Il bello del Giro (come di tutto il ciclismo) però è anche che lo sciovinismo non ha un peso totalizzante, come accade ad esempio nel calcio. Certo fa sempre un certo effetto guardare “i francesi che si incazzano”, ma alla fine i francesi si prendono anche gli incitamenti e gli applausi quando fanno l’impresa, come sulle strade del Giro capitava a Bernard Hinault. Per non parlare di un belga amatissimo anche da queste parti come Eddy Merckx, nonostante le batoste inflitte (non sempre, per fortuna) al nostro Gimondi.
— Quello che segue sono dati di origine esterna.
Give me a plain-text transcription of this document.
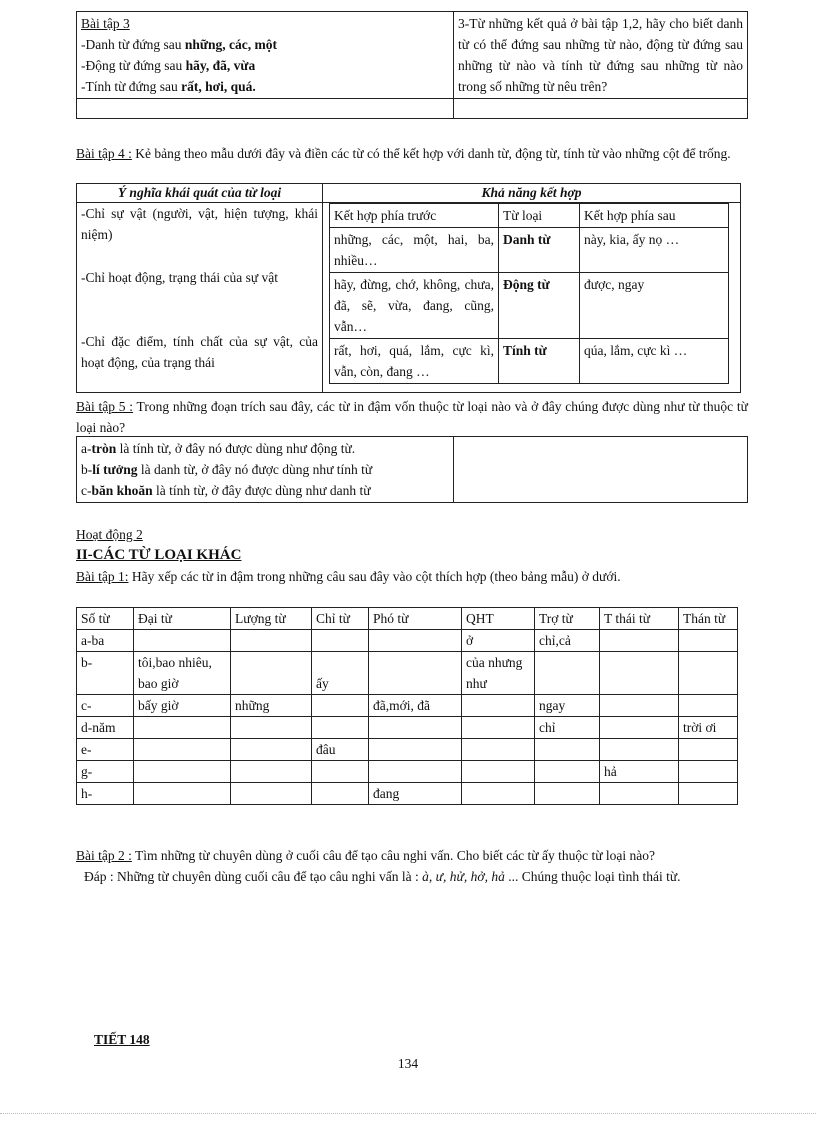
Bài tập 3

-Danh từ đứng sau những, các, một

-Động từ đứng sau hãy, đã, vừa

-Tính từ đứng sau rất, hơi, quá.	3-Từ những kết quả ở bài tập 1,2, hãy cho biết danh từ có thể đứng sau những từ nào, động từ đứng sau những từ nào và tính từ đứng sau những từ nào trong số những từ nêu trên?

Bài tập 4 : Kẻ bảng theo mẫu dưới đây và điền các từ có thể kết hợp với danh từ, động từ, tính từ vào những cột để trống.

Ý nghĩa khái quát của từ loại	Khả năng kết hợp

-Chỉ sự vật (người, vật, hiện tượng, khái niệm)

-Chỉ hoạt động, trạng thái của sự vật

-Chỉ đặc điểm, tính chất của sự vật, của hoạt động, của trạng thái

Kết hợp phía trước	Từ loại	Kết hợp phía sau
những, các, một, hai, ba, nhiều…	Danh từ	này, kia, ấy nọ …
hãy, đừng, chớ, không, chưa, đã, sẽ, vừa, đang, cũng, vẫn…	Động từ	được, ngay
rất, hơi, quá, lắm, cực kì, vẫn, còn, đang …	Tính từ	qúa, lắm, cực kì …

Bài tập 5 : Trong những đoạn trích sau đây, các từ in đậm vốn thuộc từ loại nào và ở đây chúng được dùng như từ thuộc từ loại nào?

a-tròn là tính từ, ở đây nó được dùng như động từ.

b-lí tưởng là danh từ, ở đây nó được dùng như tính từ

c-băn khoăn là tính từ, ở đây được dùng như danh từ

Hoạt động 2

II-CÁC TỪ LOẠI KHÁC

Bài tập 1: Hãy xếp các từ in đậm trong những câu sau đây vào cột thích hợp (theo bảng mẫu) ở dưới.

Số từ	Đại từ	Lượng từ	Chỉ từ	Phó từ	QHT	Trợ từ	T thái từ	Thán từ
a-ba					ở	chỉ,cả		
b-	tôi,bao nhiêu, bao giờ		ấy		của nhưng như			
c-	bấy giờ	những		đã,mới, đã		ngay		
d-năm						chỉ		trời ơi
e-			đâu					
g-							hả	
h-				đang				

Bài tập 2 : Tìm những từ chuyên dùng ở cuối câu để tạo câu nghi vấn. Cho biết các từ ấy thuộc từ loại nào?

Đáp : Những từ chuyên dùng cuối câu để tạo câu nghi vấn là : à, ư, hử, hở, hả ... Chúng thuộc loại tình thái từ.

TIẾT 148
134
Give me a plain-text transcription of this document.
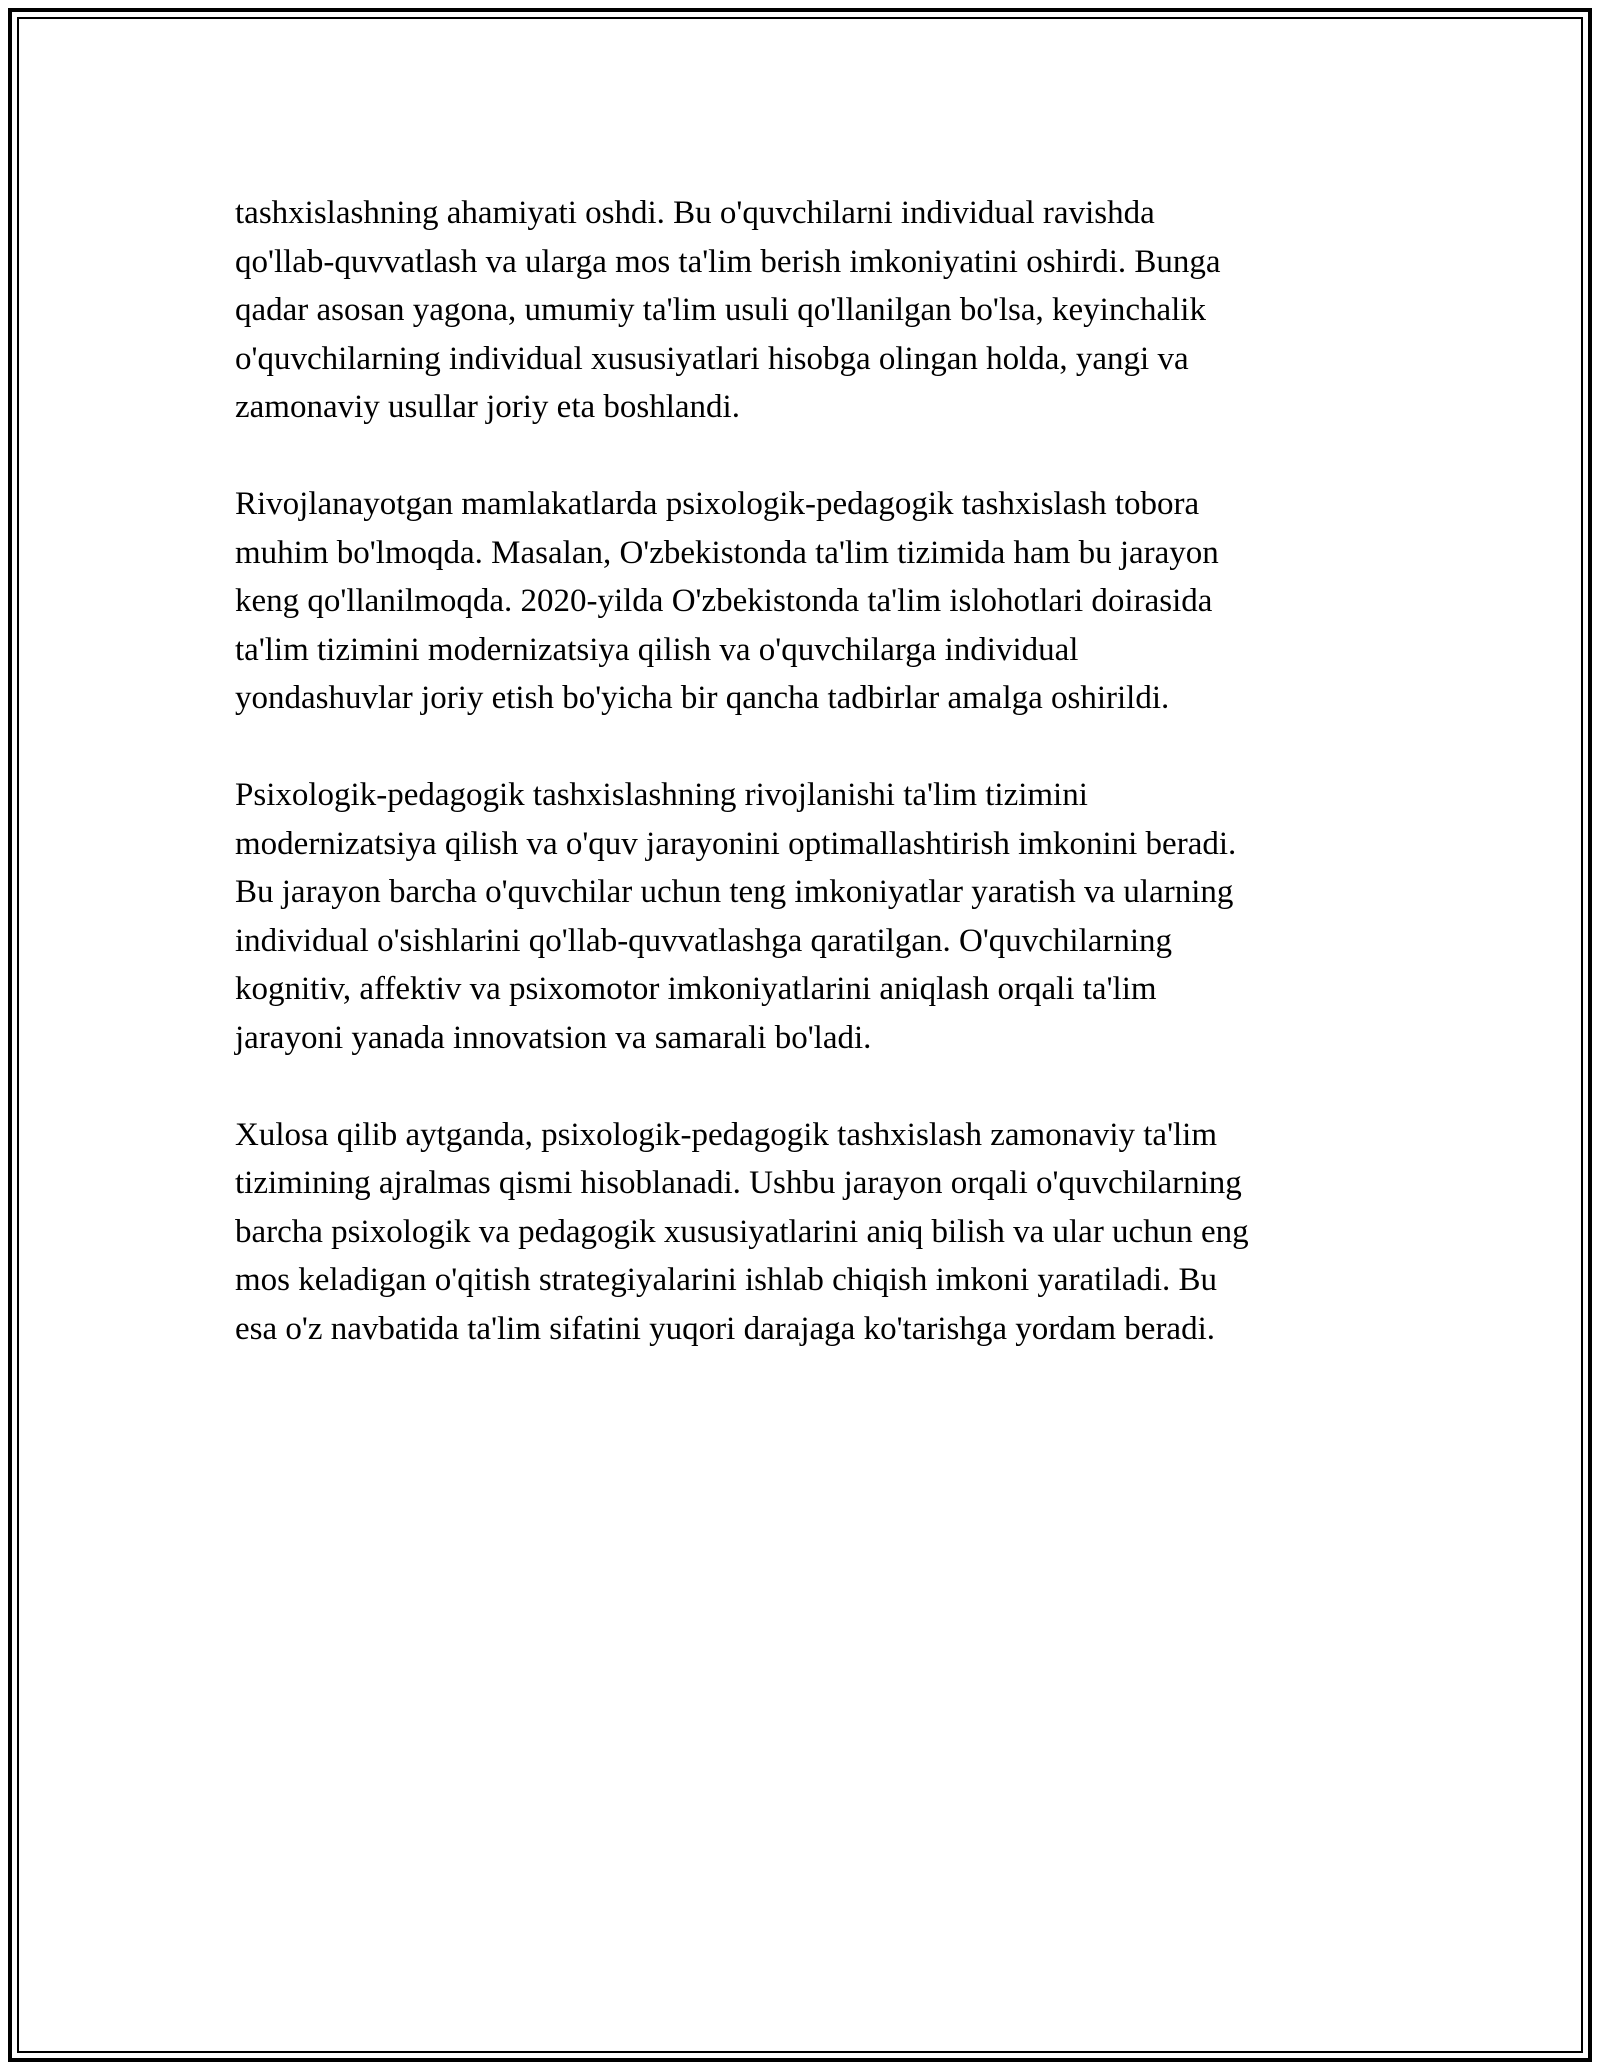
tashxislashning ahamiyati oshdi. Bu o'quvchilarni individual ravishda
qo'llab-quvvatlash va ularga mos ta'lim berish imkoniyatini oshirdi. Bunga
qadar asosan yagona, umumiy ta'lim usuli qo'llanilgan bo'lsa, keyinchalik
o'quvchilarning individual xususiyatlari hisobga olingan holda, yangi va
zamonaviy usullar joriy eta boshlandi.

Rivojlanayotgan mamlakatlarda psixologik-pedagogik tashxislash tobora
muhim bo'lmoqda. Masalan, O'zbekistonda ta'lim tizimida ham bu jarayon
keng qo'llanilmoqda. 2020-yilda O'zbekistonda ta'lim islohotlari doirasida
ta'lim tizimini modernizatsiya qilish va o'quvchilarga individual
yondashuvlar joriy etish bo'yicha bir qancha tadbirlar amalga oshirildi.

Psixologik-pedagogik tashxislashning rivojlanishi ta'lim tizimini
modernizatsiya qilish va o'quv jarayonini optimallashtirish imkonini beradi.
Bu jarayon barcha o'quvchilar uchun teng imkoniyatlar yaratish va ularning
individual o'sishlarini qo'llab-quvvatlashga qaratilgan. O'quvchilarning
kognitiv, affektiv va psixomotor imkoniyatlarini aniqlash orqali ta'lim
jarayoni yanada innovatsion va samarali bo'ladi.

Xulosa qilib aytganda, psixologik-pedagogik tashxislash zamonaviy ta'lim
tizimining ajralmas qismi hisoblanadi. Ushbu jarayon orqali o'quvchilarning
barcha psixologik va pedagogik xususiyatlarini aniq bilish va ular uchun eng
mos keladigan o'qitish strategiyalarini ishlab chiqish imkoni yaratiladi. Bu
esa o'z navbatida ta'lim sifatini yuqori darajaga ko'tarishga yordam beradi.
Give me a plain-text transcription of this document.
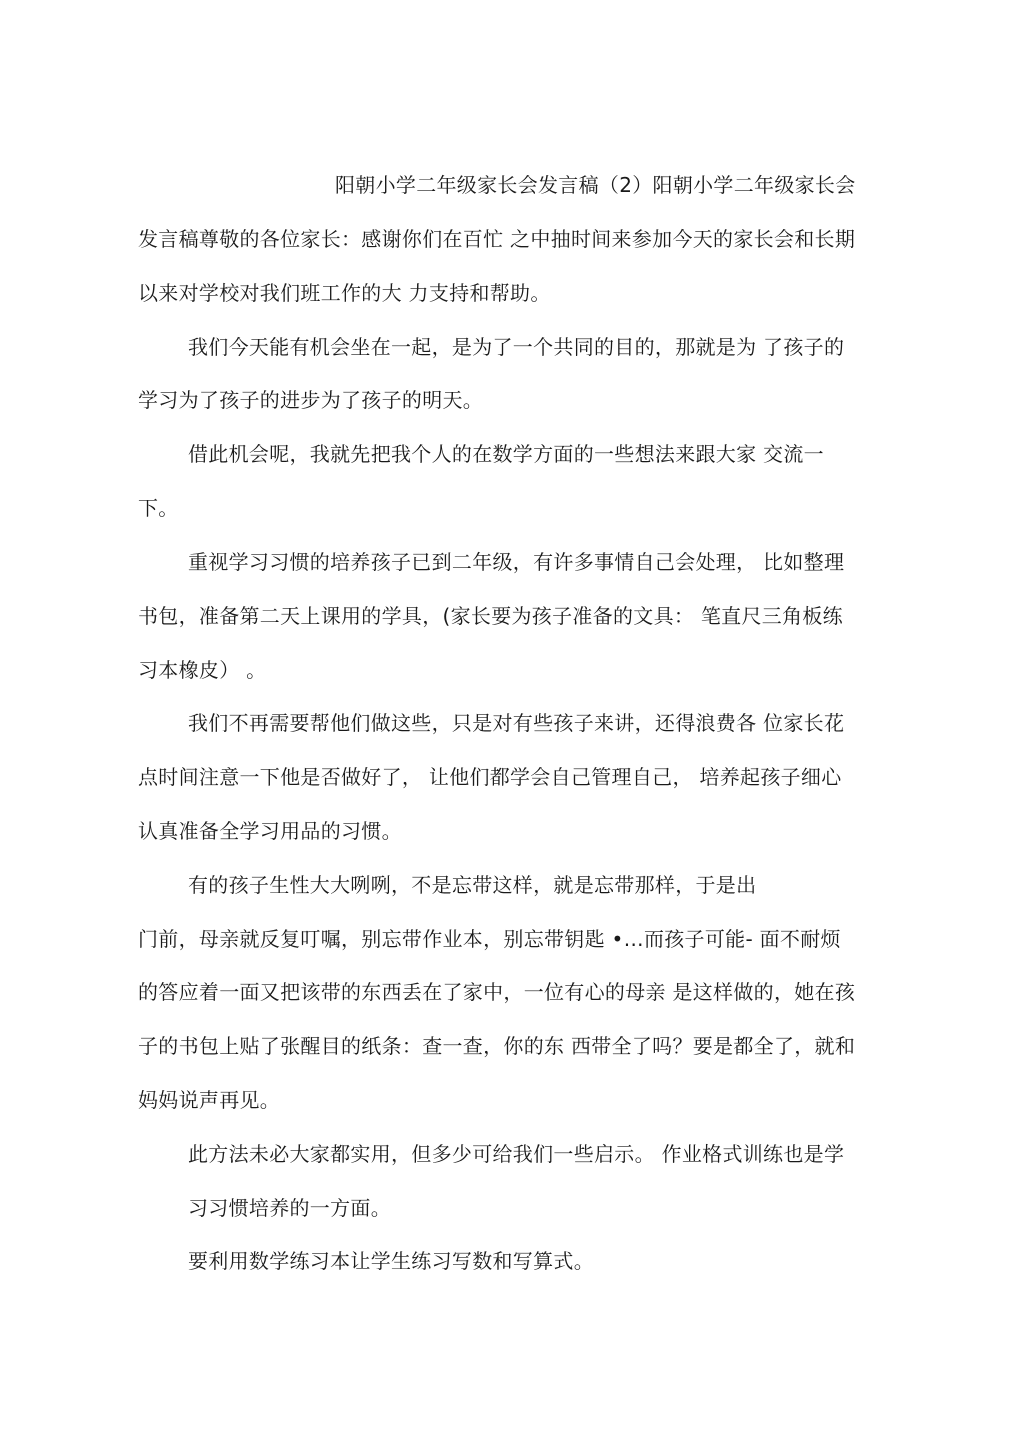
阳朝小学二年级家长会发言稿（2）阳朝小学二年级家长会
发言稿尊敬的各位家长：感谢你们在百忙 之中抽时间来参加今天的家长会和长期
以来对学校对我们班工作的大 力支持和帮助。
我们今天能有机会坐在一起，是为了一个共同的目的，那就是为 了孩子的
学习为了孩子的进步为了孩子的明天。
借此机会呢，我就先把我个人的在数学方面的一些想法来跟大家 交流一
下。
重视学习习惯的培养孩子已到二年级，有许多事情自己会处理， 比如整理
书包，准备第二天上课用的学具，(家长要为孩子准备的文具： 笔直尺三角板练
习本橡皮） 。
我们不再需要帮他们做这些，只是对有些孩子来讲，还得浪费各 位家长花
点时间注意一下他是否做好了， 让他们都学会自己管理自己， 培养起孩子细心
认真准备全学习用品的习惯。
有的孩子生性大大咧咧，不是忘带这样，就是忘带那样，于是出
门前，母亲就反复叮嘱，别忘带作业本，别忘带钥匙 •…而孩子可能- 面不耐烦
的答应着一面又把该带的东西丢在了家中，一位有心的母亲 是这样做的，她在孩
子的书包上贴了张醒目的纸条：查一查，你的东 西带全了吗？要是都全了，就和
妈妈说声再见。
此方法未必大家都实用，但多少可给我们一些启示。 作业格式训练也是学
习习惯培养的一方面。
要利用数学练习本让学生练习写数和写算式。
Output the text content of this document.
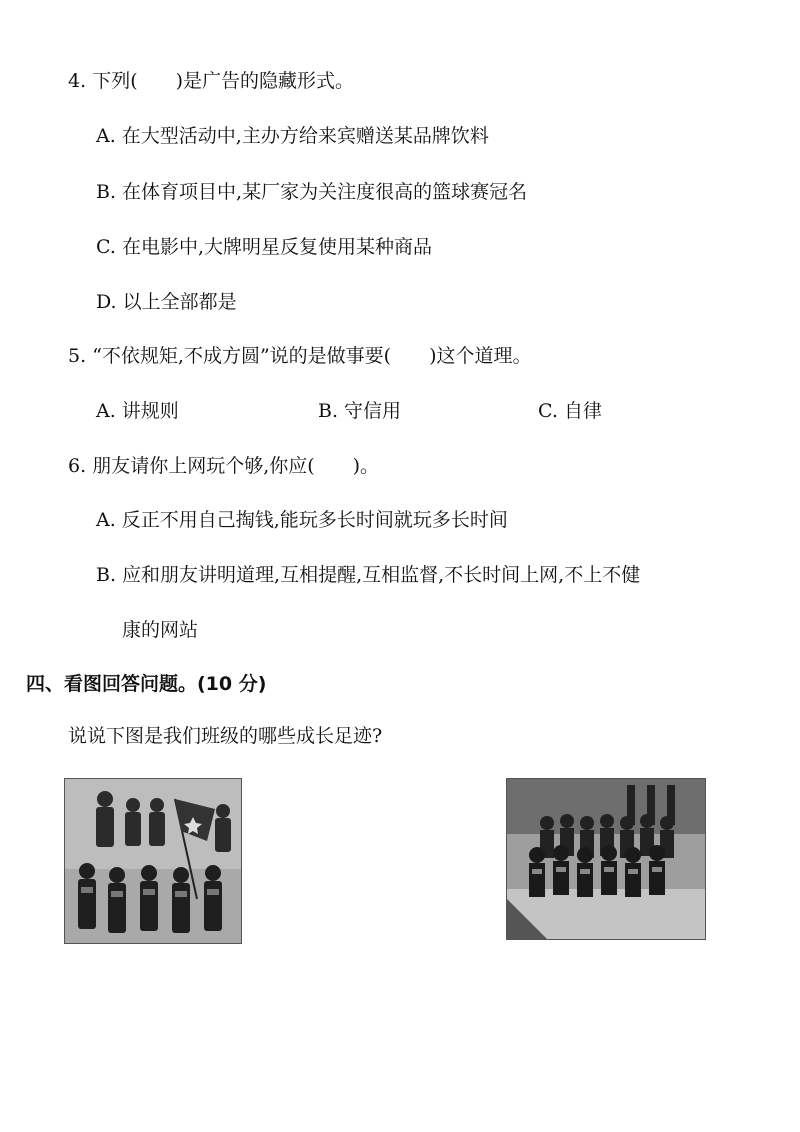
4. 下列(　　)是广告的隐藏形式。
A. 在大型活动中,主办方给来宾赠送某品牌饮料
B. 在体育项目中,某厂家为关注度很高的篮球赛冠名
C. 在电影中,大牌明星反复使用某种商品
D. 以上全部都是
5. “不依规矩,不成方圆”说的是做事要(　　)这个道理。
A. 讲规则	B. 守信用	C. 自律
6. 朋友请你上网玩个够,你应(　　)。
A. 反正不用自己掏钱,能玩多长时间就玩多长时间
B. 应和朋友讲明道理,互相提醒,互相监督,不长时间上网,不上不健
康的网站
四、看图回答问题。(10 分)
说说下图是我们班级的哪些成长足迹?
Non a caso scrittori e intellettuali si sono innamorati di questo che è lo sport popolare e contadino per eccellenza, e l’hanno raccontato sui giornali o in televisione, da Alfonso Gatto e Maria Ortese sull’Unità a Dino Buzzati sul Corriere, a Sergio Zavoli al Processo alla tappa della Rai, per citare i primi nomi che vengono in mente.

Nell’epoca della pandemia si vedrà naturalmente meno gente agli arrivi e anche sulle salite, come è già avvenuto l’ultima volta nell’insolita collocazione di ottobre, ma più d’uno indica la corsa rosa come uno degli appuntamenti della “ripartenza”. Come nel dopoguerra, quando Fausto Coppi rientrò dal fronte, smagrito e quasi irriconoscibile e di lì a qualche mese ricominciò a far sognare i tifosi e tutto il Paese. Per restare alla storia, si parte da Torino per celebrare i 160 anni dell’unità d’Italia: oggi sarà assegnata la prima maglia rosa dell’edizione 104, esattamente a 90 anni dall’istituzione di uno dei più riusciti simboli italiani.